Replicating performance under new constraints
Copying becomes R&D-like when constraints force new technical solutions, for example:
- Different materials or supply chain substitutes
- Tighter tolerances
- New operating environments (temperature, corrosion, sterilisation, load)
- Scaling from prototype to reliable production
Achieving an appreciable technological improvement
Improving an existing product or process can qualify where the improvement is non-trivial in technological terms (not just 'better looking' or 'easier to sell').
When copying does not qualify
Copying is unlikely to qualify if it is mainly:
- Routine replication using standard methods
- Incremental tuning, debugging, or normal optimisation
- Quality control or compliance testing without new uncertainty
- Commercial uncertainty (pricing, customer preference, supplier lead times) rather than technological uncertainty
An useful rule of thumb is: If a competent professional could have delivered the result using established techniques without a meaningful technical unknown, HMRC is likely to see it as non-R&D.
How to explain it in your claim and what HMRC needs to see
Your narrative should make it easy to follow the logic from baseline → uncertainty → work → outcome.
Start with the baseline
- What already existed (product/process/knowledge)
- What you could and couldn’t readily know from public sources
- Why existing information didn’t solve your problem.
Describe the uncertainties clearly
Be specific. 'We weren’t sure if it would work' is weak.
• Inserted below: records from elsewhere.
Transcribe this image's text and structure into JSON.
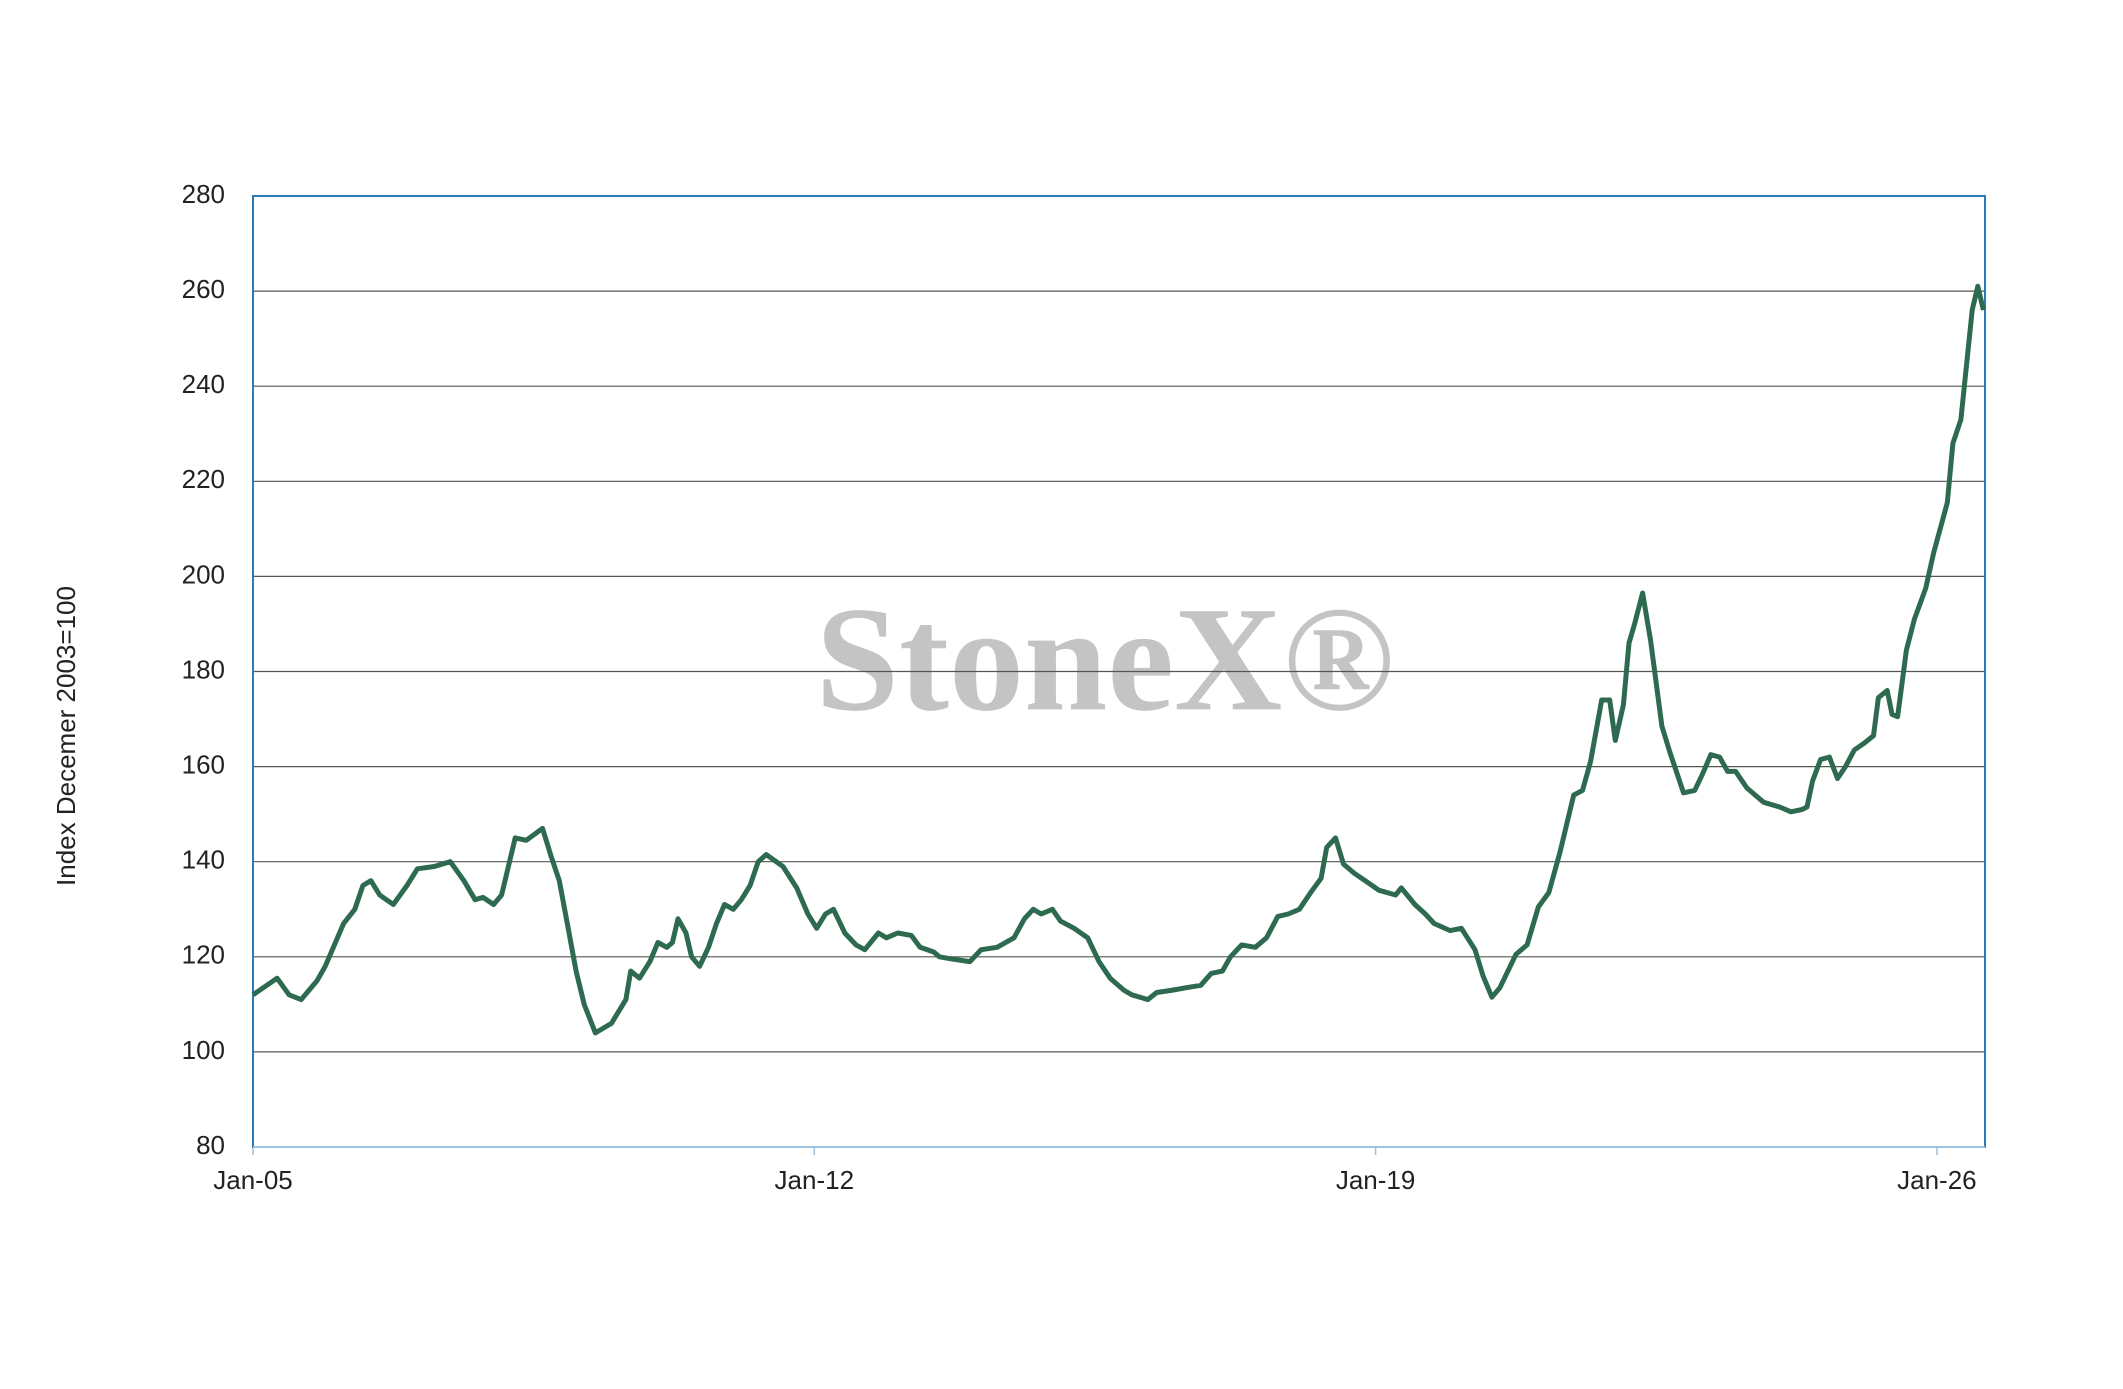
{
  "chart_data": {
    "type": "line",
    "y_label": "Index Decemer 2003=100",
    "watermark": "StoneX®",
    "color": "#2d6a4f",
    "x": [
      2005.0,
      2005.3,
      2005.45,
      2005.6,
      2005.8,
      2005.9,
      2006.13,
      2006.27,
      2006.37,
      2006.47,
      2006.58,
      2006.75,
      2006.92,
      2007.05,
      2007.26,
      2007.46,
      2007.63,
      2007.77,
      2007.87,
      2008.0,
      2008.1,
      2008.27,
      2008.41,
      2008.61,
      2008.72,
      2008.82,
      2008.92,
      2009.03,
      2009.13,
      2009.27,
      2009.47,
      2009.65,
      2009.71,
      2009.82,
      2009.95,
      2010.05,
      2010.16,
      2010.23,
      2010.3,
      2010.4,
      2010.47,
      2010.57,
      2010.68,
      2010.78,
      2010.88,
      2010.99,
      2011.09,
      2011.2,
      2011.3,
      2011.4,
      2011.61,
      2011.78,
      2011.92,
      2012.03,
      2012.14,
      2012.24,
      2012.38,
      2012.52,
      2012.63,
      2012.8,
      2012.9,
      2013.04,
      2013.21,
      2013.32,
      2013.49,
      2013.56,
      2013.73,
      2013.94,
      2014.08,
      2014.28,
      2014.49,
      2014.62,
      2014.73,
      2014.83,
      2014.97,
      2015.07,
      2015.24,
      2015.41,
      2015.55,
      2015.69,
      2015.86,
      2015.96,
      2016.16,
      2016.27,
      2016.47,
      2016.64,
      2016.82,
      2016.95,
      2017.09,
      2017.19,
      2017.33,
      2017.5,
      2017.64,
      2017.78,
      2017.91,
      2018.05,
      2018.19,
      2018.32,
      2018.39,
      2018.5,
      2018.6,
      2018.74,
      2018.87,
      2019.04,
      2019.25,
      2019.32,
      2019.49,
      2019.62,
      2019.73,
      2019.93,
      2020.07,
      2020.24,
      2020.34,
      2020.45,
      2020.55,
      2020.75,
      2020.89,
      2021.03,
      2021.16,
      2021.3,
      2021.47,
      2021.58,
      2021.68,
      2021.82,
      2021.92,
      2021.99,
      2022.09,
      2022.16,
      2022.23,
      2022.33,
      2022.43,
      2022.57,
      2022.67,
      2022.77,
      2022.84,
      2022.98,
      2023.08,
      2023.18,
      2023.29,
      2023.39,
      2023.49,
      2023.63,
      2023.84,
      2024.04,
      2024.18,
      2024.32,
      2024.38,
      2024.45,
      2024.55,
      2024.66,
      2024.76,
      2024.86,
      2024.97,
      2025.1,
      2025.21,
      2025.27,
      2025.38,
      2025.44,
      2025.51,
      2025.62,
      2025.72,
      2025.86,
      2025.96,
      2026.13,
      2026.2,
      2026.3,
      2026.44,
      2026.51,
      2026.58
    ],
    "values": [
      112,
      115.5,
      112,
      111,
      115,
      118,
      127,
      130,
      135,
      136,
      133,
      131,
      135,
      138.5,
      139,
      140,
      136,
      132,
      132.5,
      131,
      133,
      145,
      144.5,
      147,
      141,
      136,
      127,
      117,
      110,
      104,
      106,
      111,
      117,
      115.5,
      119,
      123,
      122,
      123,
      128,
      125,
      120,
      118,
      122,
      127,
      131,
      130,
      132,
      135,
      140,
      141.5,
      139,
      134.5,
      129,
      126,
      129,
      130,
      125,
      122.5,
      121.5,
      125,
      124,
      125,
      124.5,
      122,
      121,
      120,
      119.5,
      119,
      121.5,
      122,
      124,
      128,
      130,
      129,
      130,
      127.5,
      126,
      124,
      119,
      115.5,
      113,
      112,
      111,
      112.5,
      113,
      113.5,
      114,
      116.5,
      117,
      120,
      122.5,
      122,
      124,
      128.5,
      129,
      130,
      133.5,
      136.5,
      143,
      145,
      139.5,
      137.5,
      136,
      134,
      133,
      134.5,
      131,
      129,
      127,
      125.5,
      126,
      121.5,
      116,
      111.5,
      113.5,
      120.5,
      122.5,
      130.5,
      133.5,
      142,
      154,
      155,
      161,
      174,
      174,
      165.5,
      173,
      186,
      190,
      196.5,
      186.5,
      168.5,
      163,
      158,
      154.5,
      155,
      158.5,
      162.5,
      162,
      159,
      159,
      155.5,
      152.5,
      151.5,
      150.5,
      151,
      151.5,
      157,
      161.5,
      162,
      157.5,
      160,
      163.5,
      165,
      166.5,
      174.5,
      176,
      171,
      170.5,
      184.5,
      191,
      197.5,
      205,
      215.5,
      228,
      233,
      256,
      261,
      256
    ],
    "xlim": [
      2005,
      2026.6
    ],
    "xticks": [
      {
        "value": 2005,
        "label": "Jan-05"
      },
      {
        "value": 2012,
        "label": "Jan-12"
      },
      {
        "value": 2019,
        "label": "Jan-19"
      },
      {
        "value": 2026,
        "label": "Jan-26"
      }
    ],
    "ylim": [
      80,
      280
    ],
    "yticks": [
      80,
      100,
      120,
      140,
      160,
      180,
      200,
      220,
      240,
      260,
      280
    ],
    "grid": true
  }
}
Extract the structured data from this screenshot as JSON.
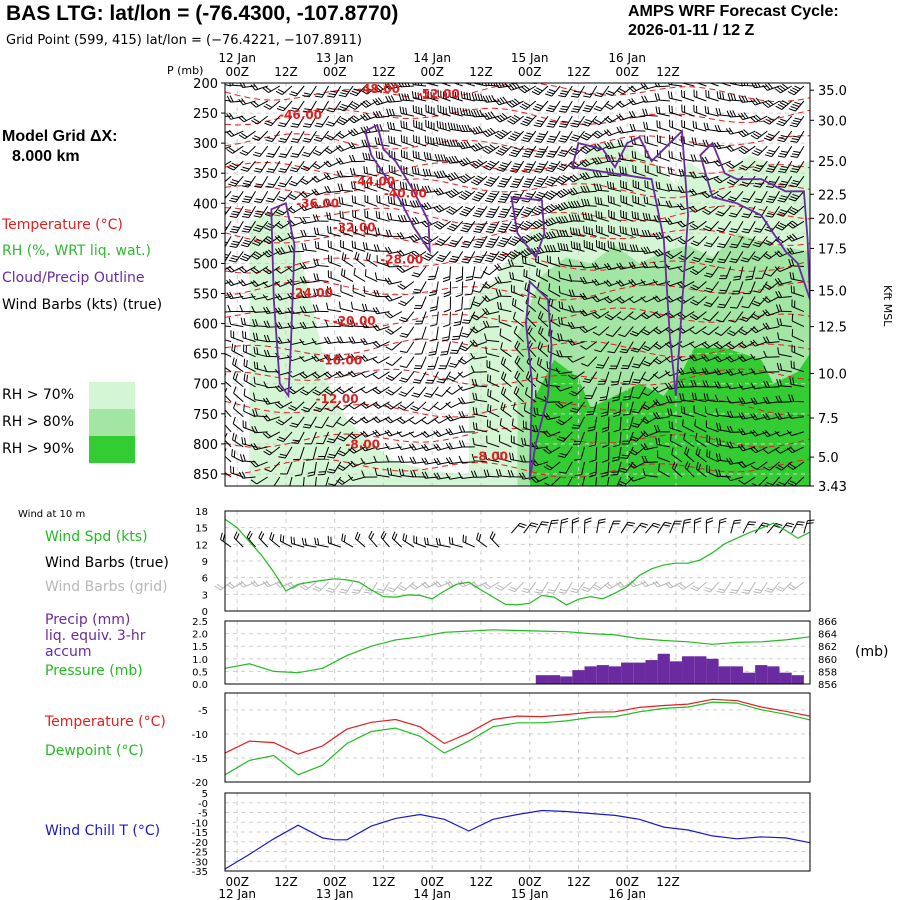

A better way to frame would be: 'We couldn’t achieve X performance at Y tolerance without Z failure mode, and the solution wasn’t readily deducible.'
Show the systematic work
Outline iterations and learning:
- Prototypes and trials
- Modelling and simulation
- Test design and results
- Failed approaches and what you learned
Evidence to keep for “copying” projects
The strongest claims don’t just tell a story, they can back it up.
Practical evidence examples
- Test plans, lab reports, trial outcomes
- Design logs, CAD/version history, change notes
- Tickets/commits (software) showing iterative problem-solving
- Meeting notes where technical decisions were made
- Records showing who your competent professionals were and what they concluded.
Does the merged scheme change this?
No. From 1 April 2024, most claims fall under the merged R&D tax relief scheme, with ERIS available for certain R&D-intensive loss-making SMEs, but the definition of R&D is still based on the same HMRC guidelines.